Starting in January of 2022, Texas law now mandates that pets be provided with adequate shelter from the elements, including extreme cold and rain. Houstonians are fortunate in that we don’t often have to contend with freezing temperatures, but when they do hit our region they can wreak havoc on our lives.

Even with their fur coats, our pets still need protection from the cold weather. The safest and best thing we can do for our pets is to bring them inside when temperatures plummet. If your dog or cat isn’t usually an indoor pet, even a bathroom or a garage is better than leaving them exposed to the weather, especially overnight.

If there is absolutely no way to bring them in your home, then it is imperative that you provide an insulated structure with a roof, an elevated floor, and at least three sides to shelter your pets from wind and rain or snow. While blankets seem like a warm option, wet and cold can combine to make them dangerous to your pet’s body temperature. Straw (not hay!) is a cheap and readily available insulating option. Per the new law, the structure must have “dimensions that allow the dog while in the shelter to stand erect, sit, turn around, and lie down in a normal position.” (Read the entire law here.)

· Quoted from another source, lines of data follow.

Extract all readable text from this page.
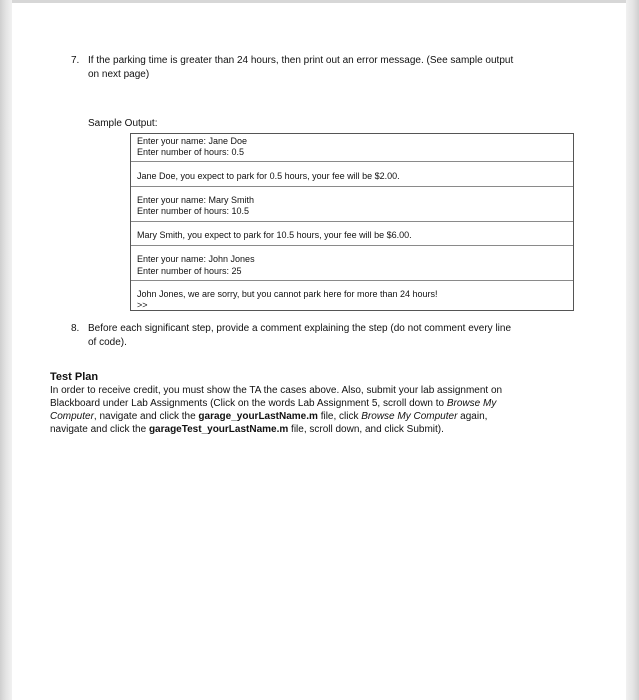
7. If the parking time is greater than 24 hours, then print out an error message. (See sample output
on next page)
Sample Output:
Enter your name: Jane Doe
Enter number of hours: 0.5
Jane Doe, you expect to park for 0.5 hours, your fee will be $2.00.
Enter your name: Mary Smith
Enter number of hours: 10.5
Mary Smith, you expect to park for 10.5 hours, your fee will be $6.00.
Enter your name: John Jones
Enter number of hours: 25
John Jones, we are sorry, but you cannot park here for more than 24 hours!
>>
8. Before each significant step, provide a comment explaining the step (do not comment every line
of code).
Test Plan
In order to receive credit, you must show the TA the cases above. Also, submit your lab assignment on
Blackboard under Lab Assignments (Click on the words Lab Assignment 5, scroll down to Browse My
Computer, navigate and click the garage_yourLastName.m file, click Browse My Computer again,
navigate and click the garageTest_yourLastName.m file, scroll down, and click Submit).
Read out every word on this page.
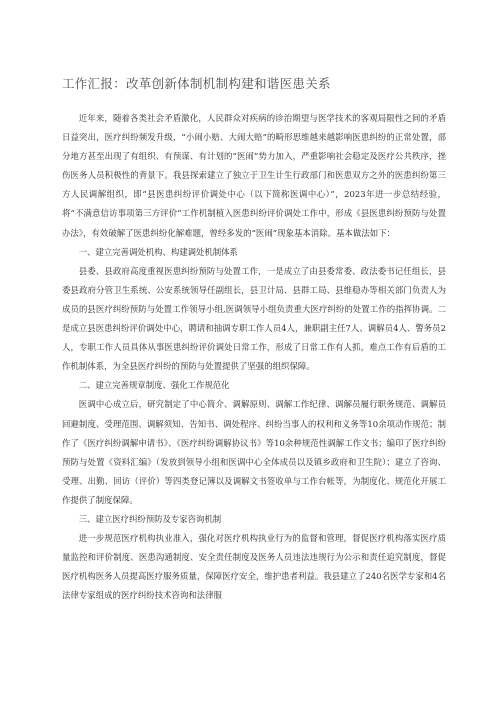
工作汇报：改革创新体制机制构建和谐医患关系

近年来，随着各类社会矛盾激化，人民群众对疾病的诊治期望与医学技术的客观局限性之间的矛盾日益突出，医疗纠纷频发升级，“小闹小赔、大闹大赔”的畸形思维越来越影响医患纠纷的正常处置，部分地方甚至出现了有组织、有预谋、有计划的“医闹”势力加入，严重影响社会稳定及医疗公共秩序，挫伤医务人员积极性的背景下。我县探索建立了独立于卫生计生行政部门和医患双方之外的医患纠纷第三方人民调解组织，即“县医患纠纷评价调处中心（以下简称医调中心）”，2023年进一步总结经验，将“不满意信访事项第三方评价”工作机制植入医患纠纷评价调处工作中，形成《县医患纠纷预防与处置办法》，有效破解了医患纠纷化解难题，曾经多发的“医闹”现象基本消除。基本做法如下：

一、建立完善调处机构、构建调处机制体系

县委、县政府高度重视医患纠纷预防与处置工作，一是成立了由县委常委、政法委书记任组长，县委县政府分管卫生系统、公安系统领导任副组长，县卫计局、县群工局、县维稳办等相关部门负责人为成员的县医疗纠纷预防与处置工作领导小组,医调领导小组负责重大医疗纠纷的处置工作的指挥协调。二是成立县医患纠纷评价调处中心，聘请和抽调专职工作人员4人，兼职副主任7人、调解员4人、警务员2人，专职工作人员具体从事医患纠纷评价调处日常工作，形成了日常工作有人抓，难点工作有后盾的工作机制体系，为全县医疗纠纷的预防与处置提供了坚强的组织保障。

二、建立完善规章制度、强化工作规范化

医调中心成立后，研究制定了中心简介、调解原则、调解工作纪律、调解员履行职务规范、调解员回避制度、受理范围、调解须知、告知书、调处程序、纠纷当事人的权利和义务等10余项动作规范；制作了《医疗纠纷调解申请书》、《医疗纠纷调解协议书》等10余种规范性调解工作文书；编印了医疗纠纷预防与处置《资料汇编》（发放到领导小组和医调中心全体成员以及镇乡政府和卫生院）；建立了咨询、受理、出勤、回访（评价）等四类登记簿以及调解文书签收单与工作台帐等，为制度化、规范化开展工作提供了制度保障。

三、建立医疗纠纷预防及专家咨询机制

进一步规范医疗机构执业准入，强化对医疗机构执业行为的监督和管理，督促医疗机构落实医疗质量监控和评价制度、医患沟通制度、安全责任制度及医务人员违法违规行为公示和责任追究制度，督促医疗机构医务人员提高医疗服务质量，保障医疗安全，维护患者利益。我县建立了240名医学专家和4名法律专家组成的医疗纠纷技术咨询和法律服
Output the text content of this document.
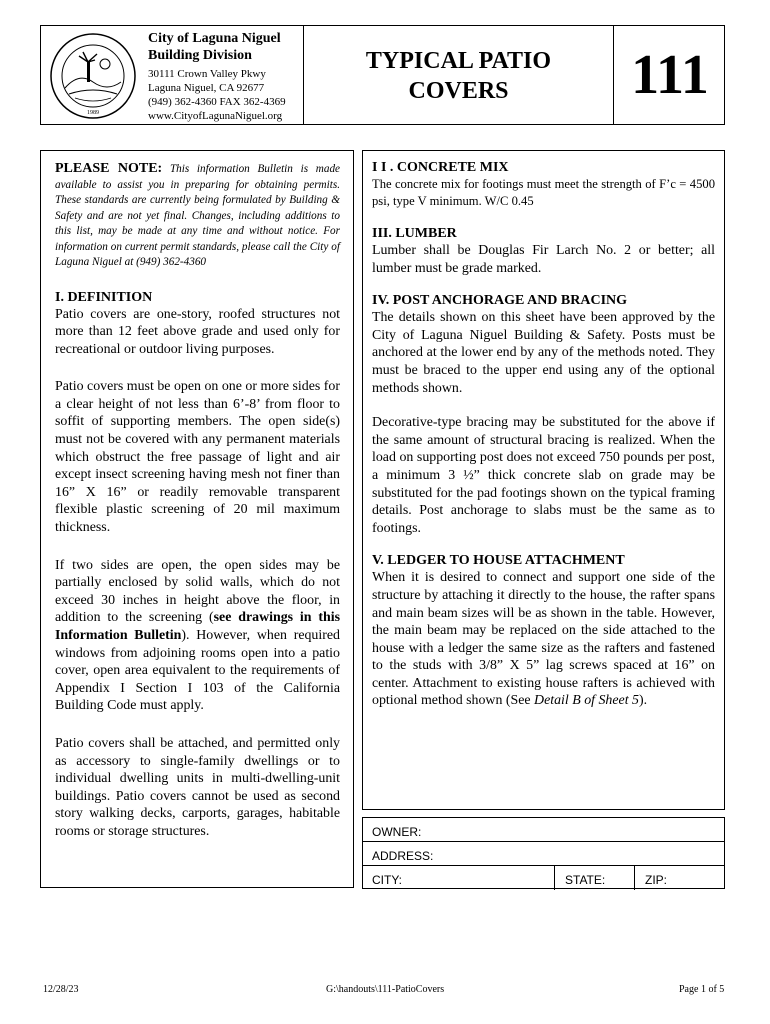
1989
City of Laguna Niguel
Building Division
30111 Crown Valley Pkwy
Laguna Niguel, CA 92677
(949) 362-4360 FAX 362-4369
www.CityofLagunaNiguel.org
TYPICAL PATIO
COVERS	111

PLEASE NOTE: This information Bulletin is made available to assist you in preparing for obtaining permits. These standards are currently being formulated by Building & Safety and are not yet final. Changes, including additions to this list, may be made at any time and without notice. For information on current permit standards, please call the City of Laguna Niguel at (949) 362-4360

I. DEFINITION

Patio covers are one-story, roofed structures not more than 12 feet above grade and used only for recreational or outdoor living purposes.

Patio covers must be open on one or more sides for a clear height of not less than 6’-8’ from floor to soffit of supporting members. The open side(s) must not be covered with any permanent materials which obstruct the free passage of light and air except insect screening having mesh not finer than 16” X 16” or readily removable transparent flexible plastic screening of 20 mil maximum thickness.

If two sides are open, the open sides may be partially enclosed by solid walls, which do not exceed 30 inches in height above the floor, in addition to the screening (see drawings in this Information Bulletin). However, when required windows from adjoining rooms open into a patio cover, open area equivalent to the requirements of Appendix I Section I 103 of the California Building Code must apply.

Patio covers shall be attached, and permitted only as accessory to single-family dwellings or to individual dwelling units in multi-dwelling-unit buildings. Patio covers cannot be used as second story walking decks, carports, garages, habitable rooms or storage structures.

I I . CONCRETE MIX

The concrete mix for footings must meet the strength of F’c = 4500 psi, type V minimum. W/C 0.45

III. LUMBER

Lumber shall be Douglas Fir Larch No. 2 or better; all lumber must be grade marked.

IV. POST ANCHORAGE AND BRACING

The details shown on this sheet have been approved by the City of Laguna Niguel Building & Safety. Posts must be anchored at the lower end by any of the methods noted. They must be braced to the upper end using any of the optional methods shown.

Decorative-type bracing may be substituted for the above if the same amount of structural bracing is realized. When the load on supporting post does not exceed 750 pounds per post, a minimum 3 ½” thick concrete slab on grade may be substituted for the pad footings shown on the typical framing details. Post anchorage to slabs must be the same as to footings.

V. LEDGER TO HOUSE ATTACHMENT

When it is desired to connect and support one side of the structure by attaching it directly to the house, the rafter spans and main beam sizes will be as shown in the table. However, the main beam may be replaced on the side attached to the house with a ledger the same size as the rafters and fastened to the studs with 3/8” X 5” lag screws spaced at 16” on center. Attachment to existing house rafters is achieved with optional method shown (See Detail B of Sheet 5).

OWNER:
ADDRESS:
CITY:	STATE:	ZIP:
12/28/23	G:\handouts\111-PatioCovers	Page 1 of 5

And of course, don’t forget about your livestock and farm animals. Fresh water must be provided at all times, so check troughs frequently for freezing and provide them shelter from the wind and rain. Make sure they have access to dry hay and a way to get out of any standing water.

So what happens if a pet is left exposed to dangerous weather?
Leaving a dog chained or failing to provide proper shelter is a Class C Misdemeanor. And thanks to the Safe Outdoor Dogs Act, law enforcement can seize the pet immediately if they are in danger rather than having to wait 24 hours to allow the owner to comply.

What if it isn’t your pet who needs help?
If you see a pet who has been left to fend for themselves when the temperatures drop, please call 832-927-PAWS or submit a report online at 927paws.org.

If you have stray or feral cats in your neighborhood, you can either purchase or make your own insulated shelter to keep them safe and warm. Alley Cat Allies has a great resource with options at this link.

As always, while you’re looking out for the safety of animals please don’t forget about your human neighbors. Check on them and make sure they are safe from the cold, too.